Further, store policies such as Apple’s App Tracking Transparency may prevent you from specific forms of tracking, such as conversion measurement with a 3rd party advertiser when a user declines to consent. It’s important to ensure that when using consent mode with a mobile app, you are also complying with the different store policies (Apple/ Google) or you risk facing enforcement action ranging from suspension all the way through developer account termination. If this scenario applies to your situation, then your legal team and mobile app developers need to be in alignment in regard to the specific store policies, and whatever regulation you are subject to.
Next Steps
As I’ve shown above, the decision of when to use consent mode isn’t as straightforward as one may expect. I hope this post has been helpful in highlighting the edge cases that I believe need to be considered when deciding on whether or not consent mode is right for your use cases.

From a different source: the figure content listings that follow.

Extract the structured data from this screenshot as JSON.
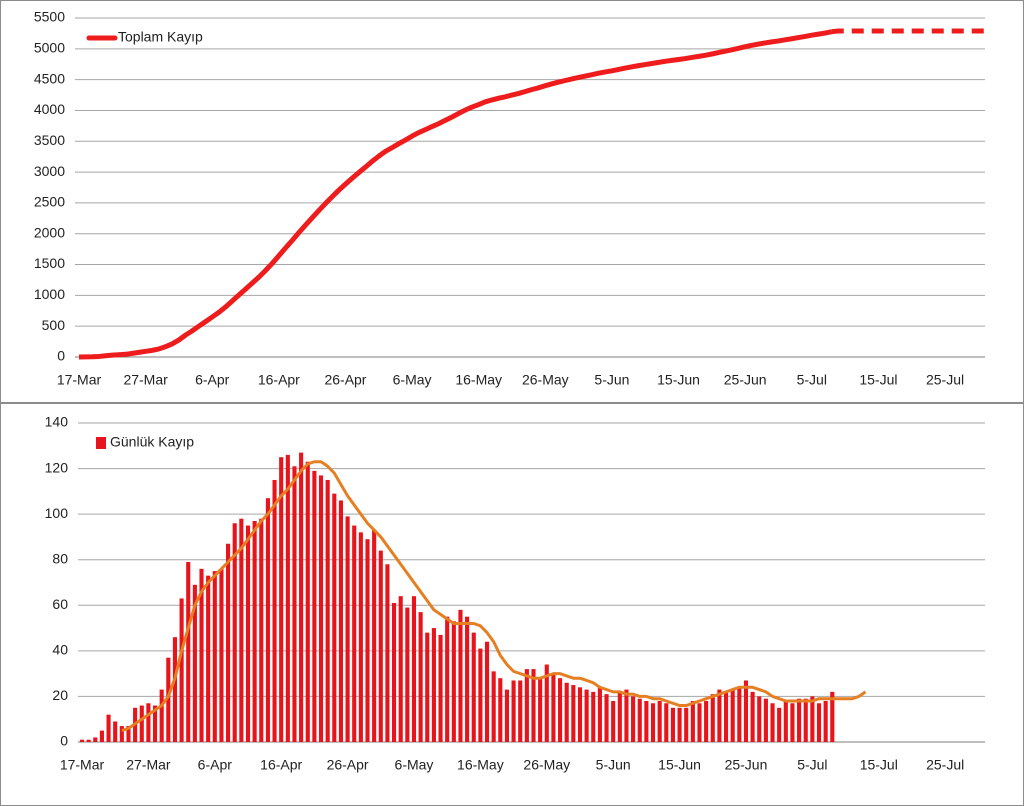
{
  "chart_data": [
    {
      "type": "line",
      "categories": [
        "17-Mar",
        null,
        null,
        null,
        null,
        null,
        null,
        null,
        null,
        null,
        "27-Mar",
        null,
        null,
        null,
        null,
        null,
        null,
        null,
        null,
        null,
        "6-Apr",
        null,
        null,
        null,
        null,
        null,
        null,
        null,
        null,
        null,
        "16-Apr",
        null,
        null,
        null,
        null,
        null,
        null,
        null,
        null,
        null,
        "26-Apr",
        null,
        null,
        null,
        null,
        null,
        null,
        null,
        null,
        null,
        "6-May",
        null,
        null,
        null,
        null,
        null,
        null,
        null,
        null,
        null,
        "16-May",
        null,
        null,
        null,
        null,
        null,
        null,
        null,
        null,
        null,
        "26-May",
        null,
        null,
        null,
        null,
        null,
        null,
        null,
        null,
        null,
        "5-Jun",
        null,
        null,
        null,
        null,
        null,
        null,
        null,
        null,
        null,
        "15-Jun",
        null,
        null,
        null,
        null,
        null,
        null,
        null,
        null,
        null,
        "25-Jun",
        null,
        null,
        null,
        null,
        null,
        null,
        null,
        null,
        null,
        "5-Jul",
        null,
        null,
        null,
        null,
        null,
        null,
        null,
        null,
        null,
        "15-Jul",
        null,
        null,
        null,
        null,
        null,
        null,
        null,
        null,
        null,
        "25-Jul",
        null,
        null,
        null,
        null,
        null,
        null
      ],
      "series": [
        {
          "name": "Toplam Kayıp",
          "color": "#ee1c1c",
          "values": [
            1,
            2,
            4,
            9,
            21,
            30,
            37,
            44,
            59,
            75,
            92,
            108,
            131,
            168,
            214,
            277,
            356,
            425,
            501,
            574,
            649,
            725,
            812,
            908,
            1006,
            1101,
            1198,
            1296,
            1403,
            1518,
            1643,
            1769,
            1890,
            2017,
            2140,
            2259,
            2376,
            2491,
            2600,
            2706,
            2805,
            2900,
            2992,
            3081,
            3174,
            3258,
            3336,
            3397,
            3461,
            3520,
            3584,
            3641,
            3689,
            3739,
            3786,
            3841,
            3894,
            3952,
            4007,
            4055,
            4096,
            4140,
            4171,
            4199,
            4222,
            4249,
            4276,
            4308,
            4340,
            4368,
            4402,
            4432,
            4460,
            4486,
            4511,
            4535,
            4558,
            4580,
            4604,
            4625,
            4643,
            4665,
            4688,
            4708,
            4727,
            4745,
            4762,
            4780,
            4797,
            4812,
            4827,
            4842,
            4860,
            4877,
            4895,
            4916,
            4939,
            4961,
            4984,
            5008,
            5035,
            5057,
            5077,
            5096,
            5113,
            5128,
            5146,
            5163,
            5182,
            5201,
            5221,
            5238,
            5256,
            5278,
            null,
            null,
            null,
            null,
            null,
            null,
            null,
            null,
            null,
            null,
            null,
            null,
            null,
            null,
            null,
            null,
            null,
            null,
            null,
            null,
            null,
            null,
            null
          ]
        },
        {
          "color": "#ee1c1c",
          "dash": true,
          "values": [
            null,
            null,
            null,
            null,
            null,
            null,
            null,
            null,
            null,
            null,
            null,
            null,
            null,
            null,
            null,
            null,
            null,
            null,
            null,
            null,
            null,
            null,
            null,
            null,
            null,
            null,
            null,
            null,
            null,
            null,
            null,
            null,
            null,
            null,
            null,
            null,
            null,
            null,
            null,
            null,
            null,
            null,
            null,
            null,
            null,
            null,
            null,
            null,
            null,
            null,
            null,
            null,
            null,
            null,
            null,
            null,
            null,
            null,
            null,
            null,
            null,
            null,
            null,
            null,
            null,
            null,
            null,
            null,
            null,
            null,
            null,
            null,
            null,
            null,
            null,
            null,
            null,
            null,
            null,
            null,
            null,
            null,
            null,
            null,
            null,
            null,
            null,
            null,
            null,
            null,
            null,
            null,
            null,
            null,
            null,
            null,
            null,
            null,
            null,
            null,
            null,
            null,
            null,
            null,
            null,
            null,
            null,
            null,
            null,
            null,
            null,
            null,
            null,
            5278,
            5290,
            5290,
            5290,
            5290,
            5290,
            5290,
            5290,
            5290,
            5290,
            5290,
            5290,
            5290,
            5290,
            5290,
            5290,
            5290,
            5290,
            5290,
            5290,
            5290,
            5290,
            5290,
            5290
          ]
        }
      ],
      "ylim": [
        0,
        5500
      ],
      "yticks": [
        0,
        500,
        1000,
        1500,
        2000,
        2500,
        3000,
        3500,
        4000,
        4500,
        5000,
        5500
      ],
      "grid": true,
      "legend": "upper left"
    },
    {
      "type": "bar",
      "categories": [
        "17-Mar",
        null,
        null,
        null,
        null,
        null,
        null,
        null,
        null,
        null,
        "27-Mar",
        null,
        null,
        null,
        null,
        null,
        null,
        null,
        null,
        null,
        "6-Apr",
        null,
        null,
        null,
        null,
        null,
        null,
        null,
        null,
        null,
        "16-Apr",
        null,
        null,
        null,
        null,
        null,
        null,
        null,
        null,
        null,
        "26-Apr",
        null,
        null,
        null,
        null,
        null,
        null,
        null,
        null,
        null,
        "6-May",
        null,
        null,
        null,
        null,
        null,
        null,
        null,
        null,
        null,
        "16-May",
        null,
        null,
        null,
        null,
        null,
        null,
        null,
        null,
        null,
        "26-May",
        null,
        null,
        null,
        null,
        null,
        null,
        null,
        null,
        null,
        "5-Jun",
        null,
        null,
        null,
        null,
        null,
        null,
        null,
        null,
        null,
        "15-Jun",
        null,
        null,
        null,
        null,
        null,
        null,
        null,
        null,
        null,
        "25-Jun",
        null,
        null,
        null,
        null,
        null,
        null,
        null,
        null,
        null,
        "5-Jul",
        null,
        null,
        null,
        null,
        null,
        null,
        null,
        null,
        null,
        "15-Jul",
        null,
        null,
        null,
        null,
        null,
        null,
        null,
        null,
        null,
        "25-Jul",
        null,
        null,
        null,
        null,
        null,
        null
      ],
      "series": [
        {
          "name": "Günlük Kayıp",
          "color": "#e8141b",
          "values": [
            1,
            1,
            2,
            5,
            12,
            9,
            7,
            7,
            15,
            16,
            17,
            16,
            23,
            37,
            46,
            63,
            79,
            69,
            76,
            73,
            75,
            76,
            87,
            96,
            98,
            95,
            97,
            98,
            107,
            115,
            125,
            126,
            121,
            127,
            123,
            119,
            117,
            115,
            109,
            106,
            99,
            95,
            92,
            89,
            93,
            84,
            78,
            61,
            64,
            59,
            64,
            57,
            48,
            50,
            47,
            55,
            53,
            58,
            55,
            48,
            41,
            44,
            31,
            28,
            23,
            27,
            27,
            32,
            32,
            28,
            34,
            30,
            28,
            26,
            25,
            24,
            23,
            22,
            24,
            21,
            18,
            22,
            23,
            20,
            19,
            18,
            17,
            18,
            17,
            15,
            15,
            15,
            18,
            17,
            18,
            21,
            23,
            22,
            23,
            24,
            27,
            22,
            20,
            19,
            17,
            15,
            18,
            17,
            19,
            19,
            20,
            17,
            18,
            22,
            null,
            null,
            null,
            null,
            null,
            null,
            null,
            null,
            null,
            null,
            null,
            null,
            null,
            null,
            null,
            null,
            null,
            null,
            null,
            null,
            null,
            null,
            null
          ]
        },
        {
          "type": "line",
          "color": "#e67e22",
          "values": [
            null,
            null,
            null,
            null,
            null,
            null,
            5,
            6,
            8,
            10,
            12,
            14,
            16,
            20,
            28,
            40,
            50,
            60,
            66,
            70,
            73,
            76,
            79,
            82,
            85,
            89,
            93,
            97,
            100,
            104,
            108,
            111,
            115,
            119,
            122,
            123,
            123,
            121,
            118,
            113,
            108,
            104,
            100,
            96,
            93,
            90,
            86,
            82,
            78,
            74,
            70,
            66,
            62,
            58,
            56,
            54,
            52,
            52,
            52,
            52,
            51,
            48,
            44,
            38,
            34,
            31,
            30,
            29,
            28,
            28,
            29,
            30,
            30,
            29,
            28,
            28,
            27,
            26,
            24,
            23,
            22,
            22,
            21,
            21,
            20,
            20,
            19,
            19,
            18,
            17,
            16,
            16,
            17,
            18,
            19,
            20,
            21,
            22,
            23,
            24,
            24,
            24,
            23,
            22,
            20,
            19,
            18,
            18,
            18,
            18,
            18,
            19,
            19,
            19,
            19,
            19,
            19,
            20,
            22,
            null,
            null,
            null,
            null,
            null,
            null,
            null,
            null,
            null,
            null,
            null,
            null,
            null,
            null,
            null,
            null,
            null,
            null
          ]
        }
      ],
      "ylim": [
        0,
        140
      ],
      "yticks": [
        0,
        20,
        40,
        60,
        80,
        100,
        120,
        140
      ],
      "grid": true,
      "legend": "upper left"
    }
  ]
}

Some next steps that could be taken in evaluating if consent mode is right for you:
- Determine what the consent requirements are for any regulation you need to comply with
- Determine what the profiling clauses of any regulation you are subject to say about users opting out of data collection
- Determine if your website includes data which may be considered personal data in the URLs of the website.
- Determine what the tracking policies are for any mobile application distribution store in which you publish an app.
Based on the answers to these (and potentially more) questions, you will be able to gauge if consent mode is right for your use cases. It’s worth taking the time to evaluate usage from multiple angles, to avoid any unwelcome surprises later on.